Se vi è rimasto un pezzetto di tempo e di voglia di ascoltare, dico l’ultima cosa: è la terza strada di fedeltà e di santità. È la fedeltà a Dio e fiducia in Dio provvidente. Questa fedeltà passa attraverso la vocazione che abbiamo accolto e scelto. Vale per me rispetto rispetto al mio ministero di pastore. Se c’è da fare un funerale, io non posso andare in vacanza. Se c’è da fare un battesimo, non posso andare in vacanza. Mi comprendete? Fa parte del ministero pastorale! Vale per voi sposi, che non vi siete sposati per caso. Qualcuno ha fatto anche delle prove, prima, e poi: “Tesoro non ti sento più”… Che cos’è? Una canzonetta? Che cos’è? Una trombetta? E cos’è la fedeltà alla vocazione? Vale per voi genitori rispetto ai figli. I figli mi hanno diritto ad avere quel padre, non un altro; quella madre, non un’altra! Chi guarisce le distorsioni mentali dei nostri ragazzi che sembrano sopportare le cosiddette libertà dei genitori? Perché dobbiamo ricordare, figlioli, e vale per me e per tutti: quando ti sposi, perdi la libertà, quando c’hai un figlio, ne perdi due di libertà, non ce n’hai più! Vale per voi, giovani, chiamati a non sciupare la vita, ma a scoprire la bellezza e il mistero. Figlioli, vi prego, non ciondolate nella vita! “Che faccio oggi? Boh! Dove vado questa sera? Là!”, quello è un ciondolare della vita. Il vostro San Pantaleone non ha ceduta al ciondolare: ha servito come medico e poi martire, perché ha detto: “Questa è la mia fede!”. Vi direbbe papa Francesco: “Cari giovani, scendete dal balcone!”, perché chi sta sul balcone guarda… Scendete giù! Sporcatevi le mani, non la coscienza! Le mani si possono sporcare perché si lavano. La coscienza non si deve sporcare. Vale per i responsabili della vita sociale, dove deve dominare il servizio, non il potere, la giustizia, non i privilegi. È uguale per noi, avanti con l’età, gli anziani, dando testimonianza di gratitudine, non di lamento.

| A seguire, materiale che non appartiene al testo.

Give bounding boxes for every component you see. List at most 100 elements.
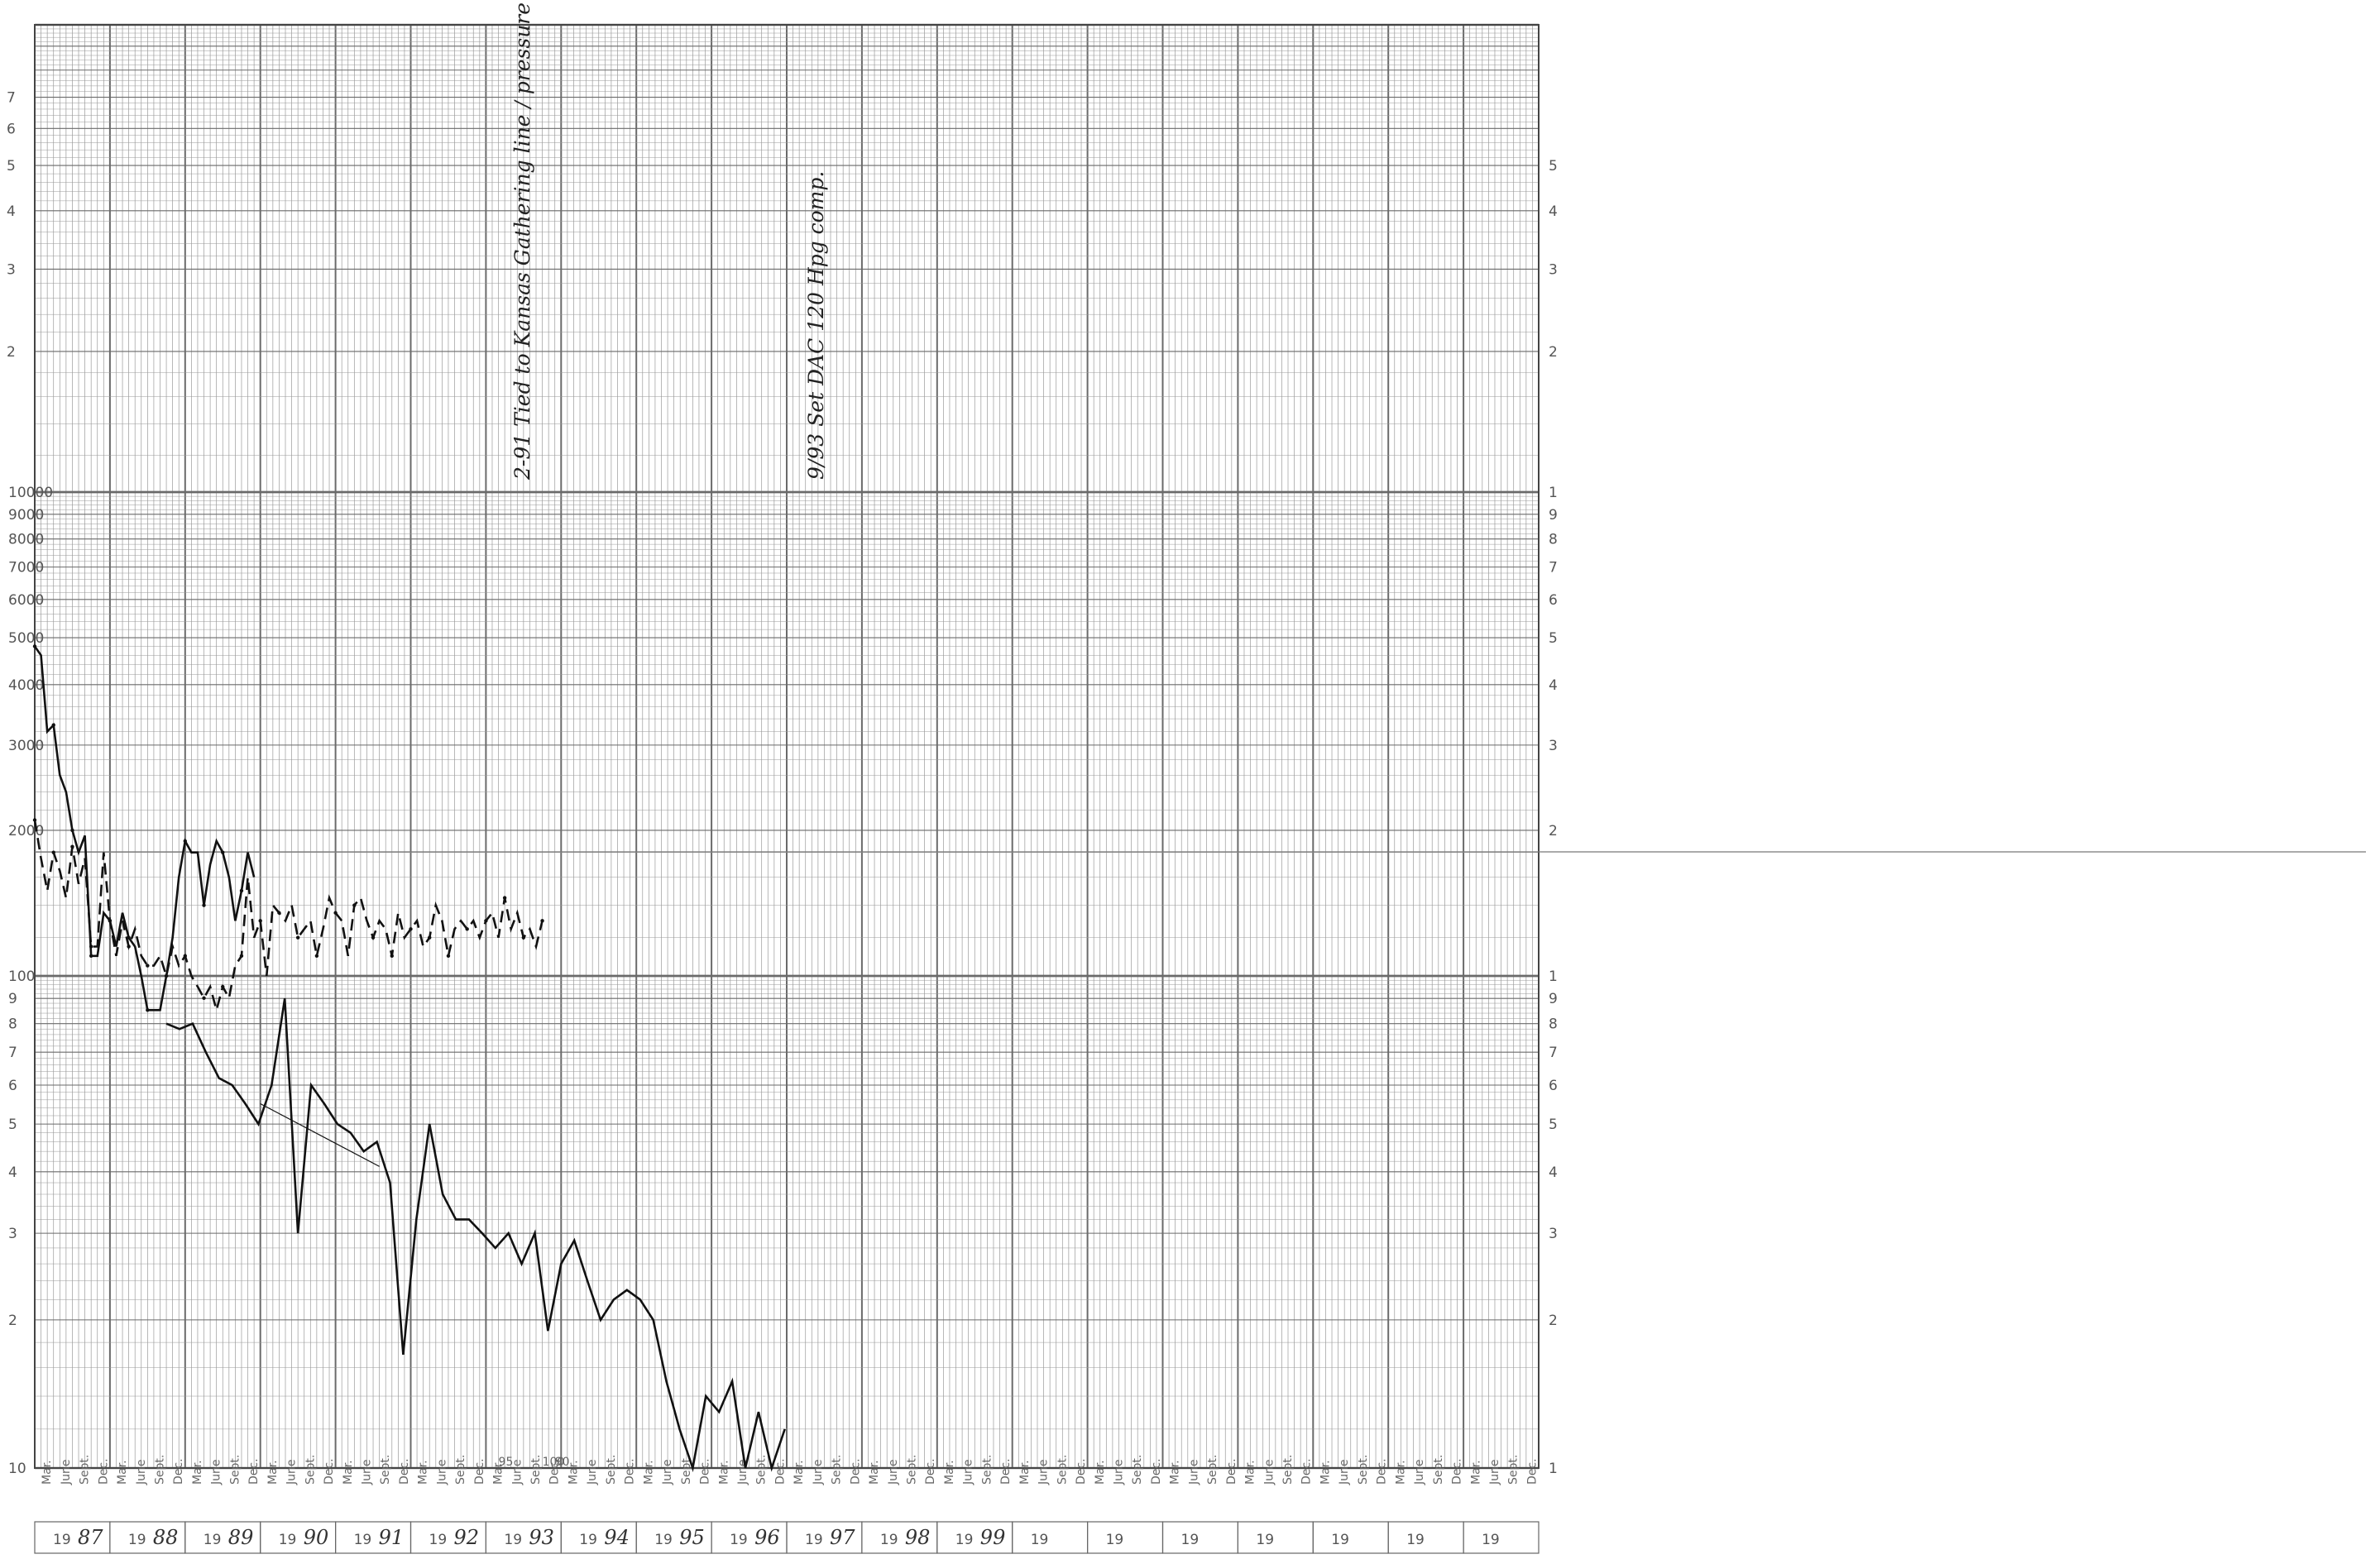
month-label: June xyxy=(661,1460,674,1486)
month-label: Mar. xyxy=(717,1460,730,1485)
y-tick-label-right: 7 xyxy=(1549,560,1558,576)
month-label: Mar. xyxy=(266,1460,280,1485)
month-label: Sept. xyxy=(1357,1455,1370,1485)
month-label: Dec. xyxy=(473,1458,486,1485)
month-label: Sept. xyxy=(154,1455,167,1485)
month-label: Mar. xyxy=(492,1460,505,1485)
series-dashed-point xyxy=(314,954,319,958)
month-label: Mar. xyxy=(1018,1460,1032,1485)
annotations: 2-91 Tied to Kansas Gathering line / pre… xyxy=(499,0,828,1469)
year-prefix: 19 xyxy=(1181,1532,1200,1548)
series-solid-lower xyxy=(165,998,786,1473)
month-label: June xyxy=(812,1460,825,1486)
y-tick-label: 2 xyxy=(7,344,16,361)
data-label: 90 xyxy=(555,1456,570,1469)
month-label: Mar. xyxy=(1094,1460,1107,1485)
y-tick-label: 3 xyxy=(8,1226,17,1242)
year-prefix: 19 xyxy=(805,1532,823,1548)
y-tick-label-right: 3 xyxy=(1549,738,1558,754)
month-label: June xyxy=(1338,1460,1351,1486)
year-box xyxy=(1086,1521,1164,1554)
month-label: Dec. xyxy=(1225,1458,1238,1485)
y-tick-label: 10000 xyxy=(8,485,53,501)
year-label: 90 xyxy=(304,1526,329,1549)
y-tick-label: 5 xyxy=(8,1117,17,1133)
month-label: Mar. xyxy=(567,1460,580,1485)
y-tick-label: 9 xyxy=(8,991,17,1007)
series-dashed-point xyxy=(32,818,37,822)
y-tick-label: 8000 xyxy=(8,532,44,548)
y-tick-label-right: 1 xyxy=(1549,485,1558,501)
month-label: Sept. xyxy=(680,1455,693,1485)
month-label: Dec. xyxy=(624,1458,637,1485)
month-label: Dec. xyxy=(247,1458,261,1485)
y-tick-label: 6000 xyxy=(8,592,44,609)
month-label: Sept. xyxy=(1432,1455,1445,1485)
y-tick-label: 2 xyxy=(8,1313,17,1329)
month-label: Mar. xyxy=(1169,1460,1182,1485)
year-prefix: 19 xyxy=(53,1532,71,1548)
series-dashed-point xyxy=(202,996,206,1000)
year-label: 91 xyxy=(379,1526,405,1549)
year-prefix: 19 xyxy=(504,1532,522,1548)
year-label: 97 xyxy=(830,1526,855,1549)
series-dashed-point xyxy=(428,935,432,940)
month-label: Mar. xyxy=(1319,1460,1332,1485)
month-label: June xyxy=(435,1460,448,1486)
year-prefix: 19 xyxy=(1031,1532,1049,1548)
series-dashed-point xyxy=(183,954,187,958)
year-prefix: 19 xyxy=(654,1532,673,1548)
series-solid-point xyxy=(32,644,37,648)
y-tick-label-right: 1 xyxy=(1549,1461,1558,1477)
month-label: Mar. xyxy=(417,1460,430,1485)
year-box xyxy=(1161,1521,1239,1554)
month-label: Dec. xyxy=(323,1458,336,1485)
y-tick-label: 4000 xyxy=(8,677,44,694)
y-tick-label-right: 1 xyxy=(1549,968,1558,985)
month-label: Sept. xyxy=(605,1455,618,1485)
month-label: Dec. xyxy=(398,1458,411,1485)
month-label: Sept. xyxy=(755,1455,769,1485)
series-dashed-point xyxy=(521,935,526,940)
month-label: June xyxy=(1037,1460,1051,1486)
y-tick-label-right: 4 xyxy=(1549,677,1558,694)
month-label: June xyxy=(210,1460,223,1486)
month-label: Sept. xyxy=(304,1455,317,1485)
series-dashed-point xyxy=(502,896,507,900)
series-solid-point xyxy=(89,954,93,958)
y-tick-label: 7 xyxy=(8,1045,17,1061)
series-solid-point xyxy=(239,888,244,893)
series-dashed-point xyxy=(89,944,93,949)
series-solid xyxy=(33,645,256,1011)
month-label: Sept. xyxy=(1281,1455,1295,1485)
month-label: Mar. xyxy=(116,1460,129,1485)
y-tick-label: 4 xyxy=(8,1164,17,1181)
y-tick-label: 6 xyxy=(7,121,16,137)
y-tick-label-right: 6 xyxy=(1549,592,1558,609)
month-label: Mar. xyxy=(1469,1460,1482,1485)
month-label: June xyxy=(1413,1460,1426,1486)
year-box xyxy=(1237,1521,1314,1554)
month-label: Sept. xyxy=(906,1455,919,1485)
year-prefix: 19 xyxy=(204,1532,222,1548)
month-label: Dec. xyxy=(1075,1458,1088,1485)
year-prefix: 19 xyxy=(354,1532,372,1548)
series-dashed-point xyxy=(371,935,376,940)
year-label: 89 xyxy=(228,1526,254,1549)
month-label: Dec. xyxy=(849,1458,862,1485)
month-label: Sept. xyxy=(228,1455,242,1485)
y-tick-label-right: 9 xyxy=(1549,991,1558,1007)
y-tick-label: 3000 xyxy=(8,738,44,754)
month-label: June xyxy=(887,1460,900,1486)
month-label: Mar. xyxy=(1394,1460,1407,1485)
series-dashed-point xyxy=(70,844,74,849)
series-dashed-point xyxy=(277,911,281,915)
year-prefix: 19 xyxy=(730,1532,748,1548)
series-dashed-point xyxy=(51,850,55,854)
month-label: June xyxy=(1488,1460,1501,1486)
month-label: Mar. xyxy=(868,1460,881,1485)
series-solid-point xyxy=(146,1008,150,1012)
month-label: Sept. xyxy=(529,1455,543,1485)
month-label: June xyxy=(285,1460,299,1486)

Queste sono tre strade. E poi c’è questa fiducia nella Provvidenza, liberandoci dalla tentazione dell’onnipotenza e della sicurezza, oggi tanto predicate e offerte a buon mercato. Né onnipotenza né sicurezza ci appartengono. Parlo di me: devo tornare a casa stasera – duecento chilometri! – ci arriverò? Potete fare tutti gli scongiuri, ma ci arriverò? Cosa vuol dire fiducia nella Provvidenza, braccia conserte, non faccio più nulla, ci pensa Lui? No, no! Vi trasmetto una cosa che mi ha insegnato la nonna. Quanto è stata utile per me la frase di mia nonna in cui diceva: “Se Dio vuole…”!

Queste, carissimi, sono strade di santità che hanno illuminato la vita di San Pantaleone. E quanto vorrei che fossero luce per la mia vita e la vostra, carissimi! Il Santo ci aiuti a ritrovare in pienezza queste strade.

Non dico Amen perché devo salutare lei, signor sindaco: le devo chiedere scusa, perché mi sono dimenticato! La vecchiaia fa anche questi scherzi qua. Attraverso lei, saluto tutti coloro che abitano in questa ridente cittadina così laboriosa e così – immagino e penso – di fratelli che si vogliono bene. Amen.